「ためる」と「たまる」では大違い

なぜ、「これまでにたまったデータ」は、あまり役に立たないのでしょうか。

それは、「ためる意識」ではなく「たまる感覚」でたまったデータは、目的を持たないからです。分析にうまく使えるデータというのは、自然発生的に無造作にたまったデータではなく、ある特定の分析に必要な情報を、意図的にためたデータなのです。

データの「ためる」と「たまる」。たった1文字の違いでも、データは大きく異なります。

たとえば、商品のオンライン購入ページで顧客が入力するフォーマットを考えてみましょう。入力項目は氏名、住所、性別、職業、年齢などが考えられますが、そのデータを「購入層を年齢別に把握する」ために使おうとするならば、その人の年齢なり、生年月日なりを尋ねる必要があります。

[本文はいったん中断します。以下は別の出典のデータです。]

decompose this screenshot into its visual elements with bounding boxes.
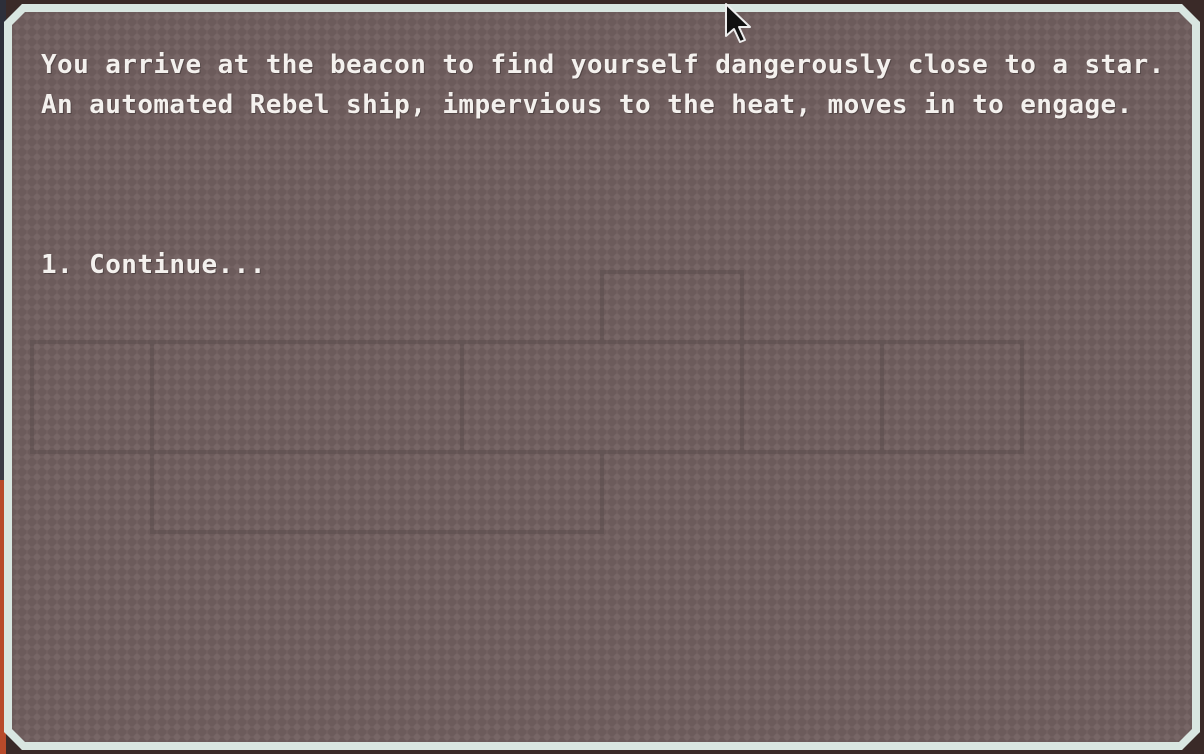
choice-continue[interactable]: 1. Continue... — [41, 245, 266, 285]
event-dialog: You arrive at the beacon to find yoursel… — [4, 4, 1200, 750]
event-dialog-panel: You arrive at the beacon to find yoursel… — [12, 12, 1192, 742]
event-text: You arrive at the beacon to find yoursel… — [41, 50, 1165, 120]
mouse-pointer-icon — [725, 3, 751, 43]
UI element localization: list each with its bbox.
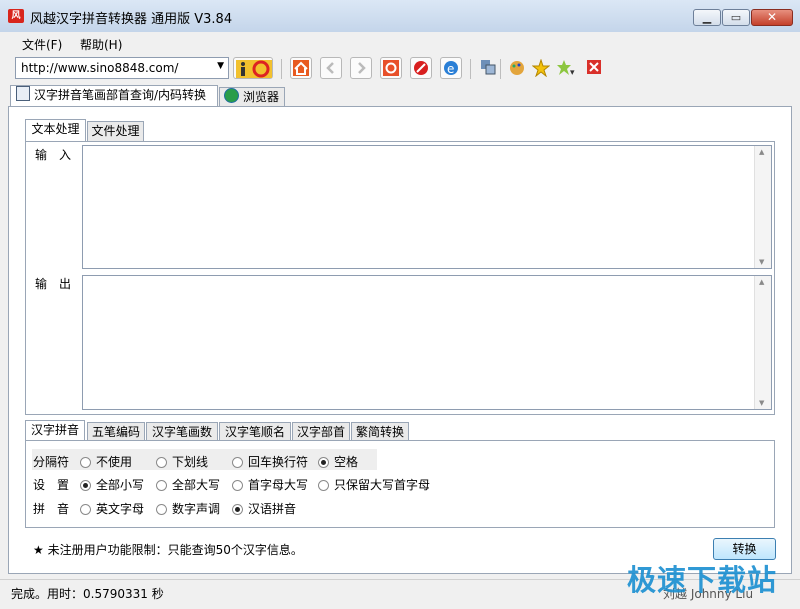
radio-capitalize-first[interactable]: 首字母大写 [232,476,308,493]
separator-label: 分隔符 [33,455,70,469]
close-icon: ✕ [766,10,778,24]
tab-simplified-traditional[interactable]: 繁简转换 [351,422,409,442]
maximize-button[interactable]: ▭ [722,9,750,26]
document-icon [16,86,30,101]
title-bar: 风 风越汉字拼音转换器 通用版 V3.84 ▁ ▭ ✕ [0,0,800,33]
minimize-icon: ▁ [702,11,712,24]
tab-stroke-count[interactable]: 汉字笔画数 [146,422,218,442]
svg-text:▾: ▾ [570,68,575,77]
tab-browser[interactable]: 浏览器 [219,87,285,107]
stop-icon [414,61,428,75]
window-title: 风越汉字拼音转换器 通用版 V3.84 [30,12,233,27]
tab-hanzi-pinyin[interactable]: 汉字拼音 [25,420,85,442]
radio-initials-only[interactable]: 只保留大写首字母 [318,476,430,493]
home-button[interactable] [290,57,312,79]
add-favorite-icon: ▾ [557,60,575,77]
setting-label: 设 置 [33,478,70,492]
radio-no-separator[interactable]: 不使用 [80,453,132,470]
radio-all-uppercase[interactable]: 全部大写 [156,476,220,493]
go-icon [236,60,272,78]
internet-explorer-icon: e [444,61,458,76]
minimize-button[interactable]: ▁ [693,9,721,26]
radio-numeric-tones[interactable]: 数字声调 [156,500,220,517]
radio-space[interactable]: 空格 [318,453,358,470]
url-combobox[interactable]: http://www.sino8848.com/ ▼ [15,57,229,79]
radio-all-lowercase[interactable]: 全部小写 [80,476,144,493]
radio-hanyu-pinyin[interactable]: 汉语拼音 [232,500,296,517]
palette-icon [510,61,524,75]
tab-pinyin-query[interactable]: 汉字拼音笔画部首查询/内码转换 [10,85,218,107]
home-icon [293,60,309,76]
star-icon [532,59,550,77]
menu-bar: 文件(F) 帮助(H) [0,32,800,54]
forward-icon [358,62,366,74]
favorite-button[interactable] [530,57,552,79]
toolbar: http://www.sino8848.com/ ▼ e ▾ [0,55,800,85]
tab-pinyin-query-label: 汉字拼音笔画部首查询/内码转换 [34,88,207,102]
window-icon [481,60,496,75]
theme-button[interactable] [506,57,528,79]
tab-wubi[interactable]: 五笔编码 [87,422,145,442]
exit-button[interactable] [584,57,606,79]
output-scrollbar[interactable]: ▲ ▼ [754,276,771,409]
add-favorite-button[interactable]: ▾ [554,57,580,79]
window-button[interactable] [478,57,500,79]
ie-button[interactable]: e [440,57,462,79]
unregistered-notice: ★ 未注册用户功能限制：只能查询50个汉字信息。 [33,543,303,557]
globe-icon [224,88,239,103]
menu-help[interactable]: 帮助(H) [80,36,122,53]
refresh-icon [383,60,399,76]
tab-stroke-order[interactable]: 汉字笔顺名 [219,422,291,442]
tab-file-processing[interactable]: 文件处理 [87,121,144,141]
url-value: http://www.sino8848.com/ [21,61,179,75]
go-button[interactable] [233,57,273,79]
back-icon [326,62,334,74]
input-scrollbar[interactable]: ▲ ▼ [754,146,771,268]
status-text: 完成。用时：0.5790331 秒 [11,587,164,601]
radio-english-letters[interactable]: 英文字母 [80,500,144,517]
stop-button[interactable] [410,57,432,79]
back-button[interactable] [320,57,342,79]
forward-button[interactable] [350,57,372,79]
close-button[interactable]: ✕ [751,9,793,26]
tab-browser-label: 浏览器 [243,90,280,104]
output-textarea[interactable]: ▲ ▼ [82,275,772,410]
input-label: 输 入 [35,148,72,162]
menu-file[interactable]: 文件(F) [22,36,62,53]
maximize-icon: ▭ [730,11,742,24]
dropdown-arrow-icon[interactable]: ▼ [217,61,224,71]
svg-text:e: e [447,62,454,76]
tab-radical[interactable]: 汉字部首 [292,422,350,442]
output-label: 输 出 [35,277,72,291]
input-textarea[interactable]: ▲ ▼ [82,145,772,269]
pinyin-label: 拼 音 [33,502,70,516]
tab-text-processing[interactable]: 文本处理 [25,119,86,141]
app-logo-icon: 风 [8,9,24,23]
refresh-button[interactable] [380,57,402,79]
radio-underscore[interactable]: 下划线 [156,453,208,470]
watermark-logo: 极速下载站 [627,563,778,597]
radio-newline[interactable]: 回车换行符 [232,453,308,470]
app-window: 风 风越汉字拼音转换器 通用版 V3.84 ▁ ▭ ✕ 文件(F) 帮助(H) … [0,0,800,609]
exit-icon [587,60,601,74]
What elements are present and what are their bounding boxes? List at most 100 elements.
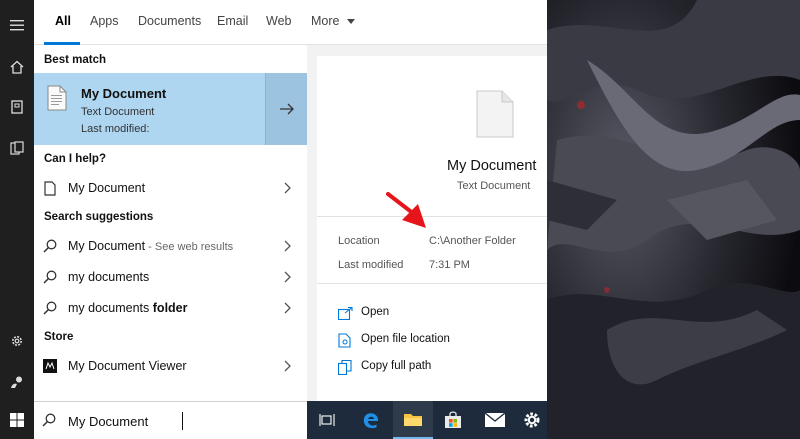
results-list: Best match My Document Text Document Las… <box>34 45 307 401</box>
task-view-icon <box>319 414 335 426</box>
tab-more-label: More <box>311 14 340 28</box>
suggestion-label: my documents <box>68 270 150 284</box>
taskbar <box>307 401 547 439</box>
folder-icon <box>404 413 422 426</box>
document-large-icon <box>476 90 514 138</box>
details-file-name: My Document <box>447 158 537 174</box>
hamburger-icon <box>10 20 24 31</box>
best-match-title: My Document <box>81 86 167 101</box>
details-pane: My Document Text Document Location C:\An… <box>317 56 547 401</box>
chevron-right-icon <box>280 269 296 285</box>
feedback-icon <box>11 376 22 388</box>
list-item[interactable]: My Document Viewer <box>34 351 307 381</box>
suggestion-main: my documents <box>68 301 153 315</box>
help-document-icon <box>42 180 58 196</box>
section-search-suggestions: Search suggestions <box>44 211 154 223</box>
divider <box>317 216 547 217</box>
search-panel: All Apps Documents Email Web More Best m… <box>34 0 547 401</box>
list-item[interactable]: my documents <box>34 262 307 292</box>
home-button[interactable] <box>0 50 34 84</box>
section-store: Store <box>44 331 74 343</box>
chevron-right-icon <box>280 300 296 316</box>
open-file-location-label: Open file location <box>361 333 450 345</box>
settings-taskbar-button[interactable] <box>517 401 547 439</box>
text-document-icon <box>47 85 67 111</box>
windows-logo-icon <box>10 413 24 427</box>
open-details-button[interactable] <box>265 73 307 145</box>
menu-hamburger-button[interactable] <box>0 8 34 42</box>
list-item[interactable]: my documents folder <box>34 293 307 323</box>
copy-full-path-action[interactable]: Copy full path <box>317 354 547 380</box>
edge-browser-button[interactable] <box>351 401 391 439</box>
location-value: C:\Another Folder <box>429 235 516 247</box>
suggestion-main: My Document <box>68 239 146 253</box>
mail-button[interactable] <box>475 401 515 439</box>
suggestion-bold: folder <box>152 301 188 315</box>
edge-icon <box>363 413 378 429</box>
location-label: Location <box>338 235 380 247</box>
task-view-button[interactable] <box>307 401 347 439</box>
gear-icon <box>12 336 22 346</box>
file-explorer-button[interactable] <box>393 401 433 439</box>
feedback-button[interactable] <box>0 365 34 399</box>
folder-location-icon <box>337 332 353 348</box>
search-icon <box>42 238 58 254</box>
tab-apps[interactable]: Apps <box>90 14 119 28</box>
documents-button[interactable] <box>0 131 34 165</box>
text-caret <box>182 412 183 430</box>
annotation-arrow-icon <box>386 192 426 228</box>
suggestion-web-hint: - See web results <box>145 241 234 253</box>
best-match-type: Text Document <box>81 106 155 118</box>
search-icon <box>42 413 58 429</box>
search-icon <box>42 269 58 285</box>
desktop-wallpaper <box>547 0 800 439</box>
mail-icon <box>485 413 505 427</box>
tab-more[interactable]: More <box>311 14 355 28</box>
copy-path-icon <box>337 359 353 375</box>
wallpaper-art <box>547 0 800 439</box>
suggestion-label: my documents folder <box>68 301 188 315</box>
open-icon <box>337 305 353 321</box>
search-input[interactable] <box>68 412 288 430</box>
chevron-right-icon <box>280 358 296 374</box>
details-file-type: Text Document <box>457 180 531 192</box>
documents-icon <box>10 141 24 155</box>
list-item[interactable]: My Document - See web results <box>34 231 307 261</box>
list-item[interactable]: My Document <box>34 173 307 203</box>
settings-button[interactable] <box>0 324 34 358</box>
gear-icon <box>524 412 540 428</box>
divider <box>317 283 547 284</box>
best-match-modified: Last modified: <box>81 123 150 135</box>
chevron-right-icon <box>280 238 296 254</box>
store-item-label: My Document Viewer <box>68 359 187 373</box>
search-icon <box>42 300 58 316</box>
last-modified-value: 7:31 PM <box>429 259 470 271</box>
open-action[interactable]: Open <box>317 300 547 326</box>
start-rail <box>0 0 34 439</box>
section-can-help: Can I help? <box>44 153 106 165</box>
home-icon <box>10 60 24 74</box>
search-box[interactable] <box>34 401 307 439</box>
store-bag-icon <box>445 411 461 428</box>
last-modified-label: Last modified <box>338 259 404 271</box>
start-button[interactable] <box>0 403 34 437</box>
caret-down-icon <box>346 19 355 24</box>
notebook-button[interactable] <box>0 90 34 124</box>
section-best-match: Best match <box>44 54 106 66</box>
best-match-item[interactable]: My Document Text Document Last modified: <box>34 73 307 145</box>
open-action-label: Open <box>361 306 390 318</box>
store-button[interactable] <box>433 401 473 439</box>
tab-email[interactable]: Email <box>217 14 248 28</box>
notebook-icon <box>11 100 23 114</box>
suggestion-label: My Document - See web results <box>68 239 233 253</box>
chevron-right-icon <box>280 180 296 196</box>
filter-tabs: All Apps Documents Email Web More <box>34 0 547 45</box>
copy-full-path-label: Copy full path <box>361 360 432 372</box>
tab-all[interactable]: All <box>55 14 71 28</box>
can-help-label: My Document <box>68 181 146 195</box>
store-app-icon <box>42 358 58 374</box>
tab-web[interactable]: Web <box>266 14 291 28</box>
tab-documents[interactable]: Documents <box>138 14 201 28</box>
arrow-right-icon <box>279 103 294 115</box>
open-file-location-action[interactable]: Open file location <box>317 327 547 353</box>
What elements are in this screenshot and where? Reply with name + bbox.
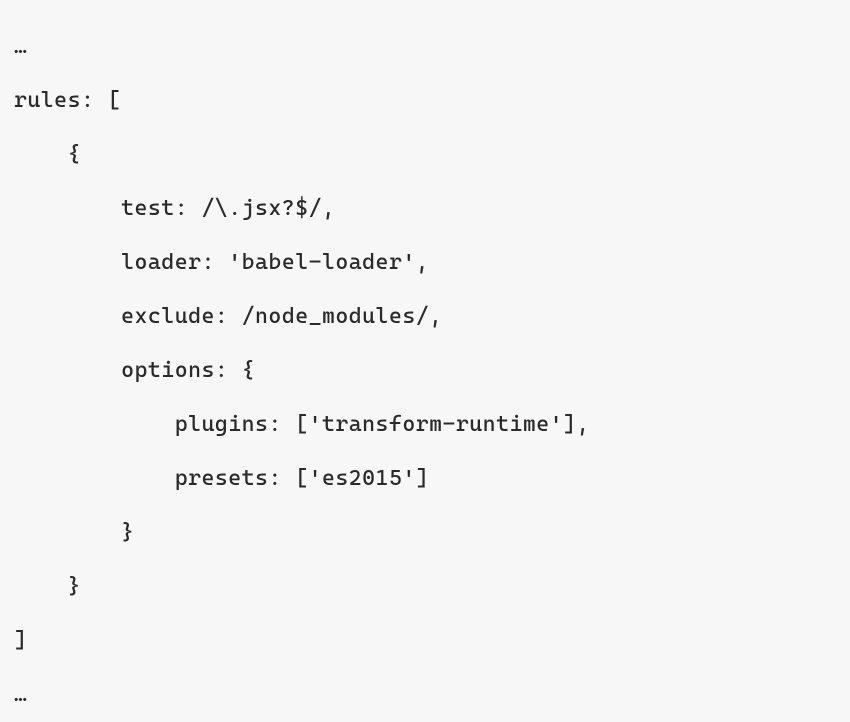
code-block: … rules: [ { test: /\.jsx?$/, loader: 'b… (14, 20, 836, 722)
code-line: } (14, 520, 135, 545)
code-line: presets: ['es2015'] (14, 466, 429, 491)
code-line: … (14, 34, 27, 59)
code-line: options: { (14, 358, 255, 383)
code-line: loader: 'babel-loader', (14, 250, 429, 275)
code-line: ] (14, 628, 27, 653)
code-line: { (14, 142, 81, 167)
code-line: … (14, 682, 27, 707)
code-line: rules: [ (14, 88, 121, 113)
code-line: test: /\.jsx?$/, (14, 196, 335, 221)
code-line: plugins: ['transform-runtime'], (14, 412, 590, 437)
code-line: } (14, 574, 81, 599)
code-line: exclude: /node_modules/, (14, 304, 443, 329)
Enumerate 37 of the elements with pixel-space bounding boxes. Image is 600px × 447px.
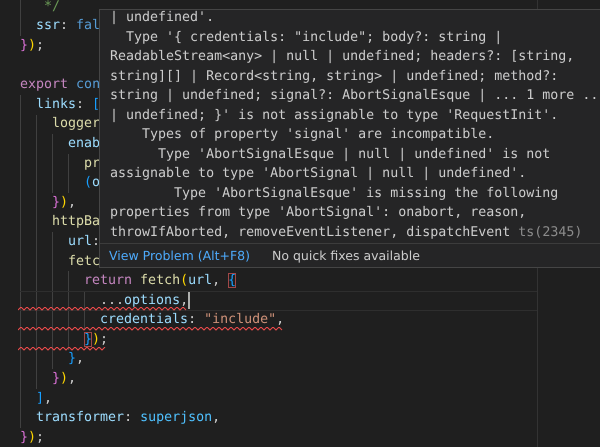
code-line: }, [68,351,84,368]
error-code: ts(2345) [518,224,582,240]
message-line: ReadableStream<any> | null | undefined; headers?: [string, [110,48,576,66]
code-line: links: [ [36,96,100,113]
code-line: httpBa [52,214,100,230]
code-line: export con [20,77,100,94]
code-line: }); [20,38,44,54]
message-line: Types of property 'signal' are incompatible. [141,126,496,144]
code-line: return fetch(url, { [84,273,236,290]
code-line: transformer: superjson, [36,410,220,426]
code-line: (o [84,175,100,192]
code-line: }), [52,194,76,211]
code-line: */ [43,0,60,15]
code-line: pr [84,156,100,172]
message-line: | undefined'. [110,10,216,27]
message-line: string | undefined; signal?: AbortSignalEsque | ... 1 more .. [110,87,600,105]
code-line: }); [84,332,108,348]
message-line: properties from type 'AbortSignal': onabort, reason, [110,204,528,222]
code-line: url: [68,234,100,250]
message-line: throwIfAborted, removeEventListener, dispatchEvent [110,224,510,240]
code-line: fetc [68,254,100,270]
message-line: Type '{ credentials: "include"; body?: string | [125,28,504,46]
code-line: logger [52,116,100,132]
code-line: ], [36,390,52,407]
code-line: credentials: "include", [100,312,284,328]
code-line: }); [20,430,44,446]
message-line: assignable to type 'AbortSignal | null | undefined'. [110,165,528,183]
code-line: ssr: fal [36,18,100,34]
view-problem-link[interactable]: View Problem (Alt+F8) [109,248,250,263]
quick-fix-note: No quick fixes available [272,248,420,263]
message-line: Type 'AbortSignalEsque' is missing the following [173,184,560,202]
message-line: Type 'AbortSignalEsque | null | undefined' is not [157,146,552,164]
code-line: ...options, [100,292,188,309]
code-line: }), [52,371,76,388]
message-line: | undefined; }' is not assignable to type 'RequestInit'. [110,106,560,124]
code-line: enab [68,136,100,152]
message-line: string][] | Record<string, string> | undefined; method?: [110,68,560,86]
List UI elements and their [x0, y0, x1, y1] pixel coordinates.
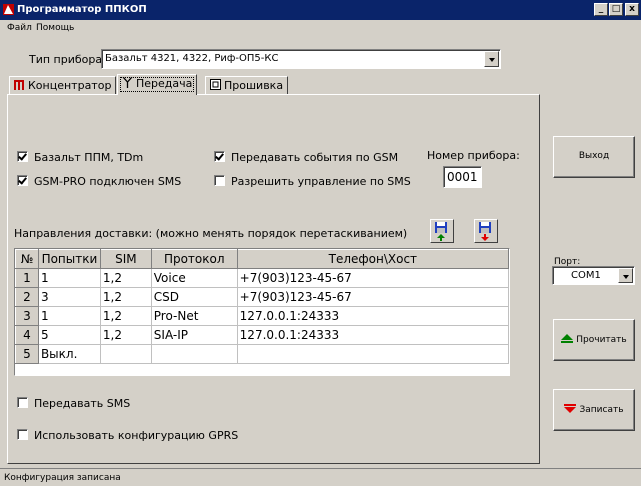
menu-bar: Файл Помощь [0, 20, 641, 36]
checkbox-box[interactable] [214, 175, 225, 186]
floppy-upload-icon [435, 222, 447, 241]
tab-transfer[interactable]: Передача [117, 74, 198, 95]
cell-target[interactable]: 127.0.0.1:24333 [237, 306, 509, 326]
cell-target[interactable] [237, 344, 509, 364]
checkbox-box[interactable] [17, 429, 28, 440]
device-type-label: Тип прибора [29, 53, 103, 66]
column-header-sim[interactable]: SIM [99, 249, 152, 269]
cell-attempts[interactable]: 5 [38, 325, 101, 345]
delivery-label: Направления доставки: (можно менять поря… [14, 227, 408, 240]
status-bar: Конфигурация записана [0, 468, 641, 486]
table-row[interactable]: 1 1 1,2 Voice +7(903)123-45-67 [15, 268, 509, 288]
title-bar[interactable]: Программатор ППКОП _ □ x [0, 0, 641, 20]
cell-attempts[interactable]: 3 [38, 287, 101, 307]
cell-protocol[interactable]: CSD [151, 287, 238, 307]
cell-protocol[interactable]: Voice [151, 268, 238, 288]
cell-target[interactable]: +7(903)123-45-67 [237, 287, 509, 307]
tab-firmware[interactable]: Прошивка [205, 76, 289, 95]
cell-attempts[interactable]: 1 [38, 268, 101, 288]
send-events-gsm-checkbox[interactable]: Передавать события по GSM [214, 151, 398, 164]
table-row[interactable]: 4 5 1,2 SIA-IP 127.0.0.1:24333 [15, 325, 509, 345]
table-header-row: № Попытки SIM Протокол Телефон\Хост [15, 249, 509, 269]
cell-target[interactable]: 127.0.0.1:24333 [237, 325, 509, 345]
load-config-button[interactable] [474, 219, 498, 243]
checkbox-box[interactable] [17, 175, 28, 186]
cell-attempts[interactable]: Выкл. [38, 344, 101, 364]
cell-sim[interactable]: 1,2 [100, 268, 152, 288]
bars-icon [14, 80, 24, 90]
arrow-down-icon [564, 404, 577, 413]
send-sms-checkbox[interactable]: Передавать SMS [17, 397, 130, 410]
status-text: Конфигурация записана [4, 473, 121, 483]
cell-target[interactable]: +7(903)123-45-67 [237, 268, 509, 288]
row-number[interactable]: 4 [15, 325, 39, 345]
chevron-down-icon[interactable] [618, 268, 633, 283]
antenna-icon [122, 77, 133, 88]
row-number[interactable]: 5 [15, 344, 39, 364]
column-header-target[interactable]: Телефон\Хост [236, 249, 509, 269]
device-type-value: Базальт 4321, 4322, Риф-ОП5-КС [105, 53, 279, 64]
column-header-attempts[interactable]: Попытки [37, 249, 101, 269]
maximize-button[interactable]: □ [609, 3, 623, 16]
tab-transfer-label: Передача [136, 77, 193, 90]
tab-firmware-label: Прошивка [224, 79, 284, 92]
menu-help[interactable]: Помощь [36, 23, 74, 33]
write-button[interactable]: Записать [553, 389, 635, 431]
menu-file[interactable]: Файл [7, 23, 32, 33]
tab-concentrator[interactable]: Концентратор [9, 76, 117, 95]
arrow-up-icon [561, 334, 574, 343]
row-number[interactable]: 2 [15, 287, 39, 307]
row-number[interactable]: 3 [15, 306, 39, 326]
allow-sms-control-checkbox[interactable]: Разрешить управление по SMS [214, 175, 411, 188]
checkbox-box[interactable] [214, 151, 225, 162]
gsm-pro-checkbox[interactable]: GSM-PRO подключен SMS [17, 175, 181, 188]
device-number-label: Номер прибора: [427, 149, 520, 162]
table-row[interactable]: 3 1 1,2 Pro-Net 127.0.0.1:24333 [15, 306, 509, 326]
tab-concentrator-label: Концентратор [28, 79, 112, 92]
device-type-select[interactable]: Базальт 4321, 4322, Риф-ОП5-КС [101, 49, 501, 69]
checkbox-box[interactable] [17, 397, 28, 408]
cell-protocol[interactable]: SIA-IP [151, 325, 238, 345]
cell-sim[interactable]: 1,2 [100, 306, 152, 326]
checkbox-box[interactable] [17, 151, 28, 162]
bazalt-ppm-checkbox[interactable]: Базальт ППМ, TDm [17, 151, 143, 164]
save-config-button[interactable] [430, 219, 454, 243]
chip-icon [210, 79, 221, 90]
cell-sim[interactable] [100, 344, 152, 364]
window-title: Программатор ППКОП [17, 4, 147, 15]
cell-protocol[interactable] [151, 344, 238, 364]
chevron-down-icon[interactable] [484, 51, 499, 67]
write-button-label: Записать [579, 405, 624, 415]
app-icon [3, 4, 14, 15]
cell-sim[interactable]: 1,2 [100, 287, 152, 307]
use-gprs-checkbox[interactable]: Использовать конфигурацию GPRS [17, 429, 238, 442]
cell-sim[interactable]: 1,2 [100, 325, 152, 345]
minimize-button[interactable]: _ [594, 3, 608, 16]
cell-attempts[interactable]: 1 [38, 306, 101, 326]
row-number[interactable]: 1 [15, 268, 39, 288]
column-header-protocol[interactable]: Протокол [150, 249, 238, 269]
delivery-table[interactable]: № Попытки SIM Протокол Телефон\Хост 1 1 … [14, 248, 510, 376]
port-select[interactable]: COM1 [552, 266, 635, 285]
close-button[interactable]: x [625, 3, 639, 16]
read-button-label: Прочитать [576, 335, 627, 345]
port-value: COM1 [571, 270, 601, 281]
exit-button[interactable]: Выход [553, 136, 635, 178]
floppy-download-icon [479, 222, 491, 241]
cell-protocol[interactable]: Pro-Net [151, 306, 238, 326]
table-row[interactable]: 5 Выкл. [15, 344, 509, 364]
read-button[interactable]: Прочитать [553, 319, 635, 361]
column-header-num[interactable]: № [15, 249, 39, 269]
device-number-input[interactable]: 0001 [443, 166, 482, 188]
table-row[interactable]: 2 3 1,2 CSD +7(903)123-45-67 [15, 287, 509, 307]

後々の活用のしやすさを考えれば、年齢等については、極力空白にならないように原則入力してもらう。入力したデータを分析することを考えれば、入力ルールをある程度詳細に作成することが重要です。

年齢であれば、アラビア数字で半角にするとか、住居表示もどこを区切りにするかなども統一しておかないと、分析の際データ整理に時間ばかりかかってしまいます。

とくに「ためる」意識なく、何となく「20代」「30代」などと10歳刻みで回答をためた。しかし、いざ分析をしようとすると5歳刻みの分析が必要だとなると、詳細なデータ分析が十分にできるはずがありません。たまっただけのデータでは不十分、というのは、こういうことなのです。

あるいは、「購入者を居住都道府県別に把握する」場合、購入者自身が記入するフリーの住所欄では、想定しているデータ収集のためには不十分です。

なぜなら、人によって市区町村から記載したり、数字や文字が半角・全角とバラバラだったりと不統一になる可能性が高まるためです。分析するにあたり、全角・半角は同じ情報と認識できなかったり、住所を確認するという当初のデータ分析とは違う工程を行う必要もあります。本来の目的であるデータ分析までに、かなり労力がかかってしまうのです。

これはほんの一例であり、本質的に、データは取得の仕方によって集まるデータの形がまったく違います。データを使ってどういう分析を行うかに応じて、データを集めるための設問を適宜「デザインする」という発想が重要です。

ユーザーの入力負担も考慮しないといけない

「一つ一つ設問を考えて設定するのは面倒だから、いっそ、何でも入力項目は細かく設定すればいい」と思うかもしれません。

しかし、それだと購入者の入力量が格段に増え、後半になると疲れて回答率が低くなる、辛抱強く入力してくれたとしても回答が適当になるなどの影響が生じます。やたらと細かい入力項目は、データ取得にとっては悪影響ともなってしまうのです。

データ収集のためのフォーマットが、チャンスロスにつながってしまっては本末転倒もいいところです。

やはりデータの使い道に応じて、一番欲しいデータを、適切な細かさでためられるようにデザインすることが重要です。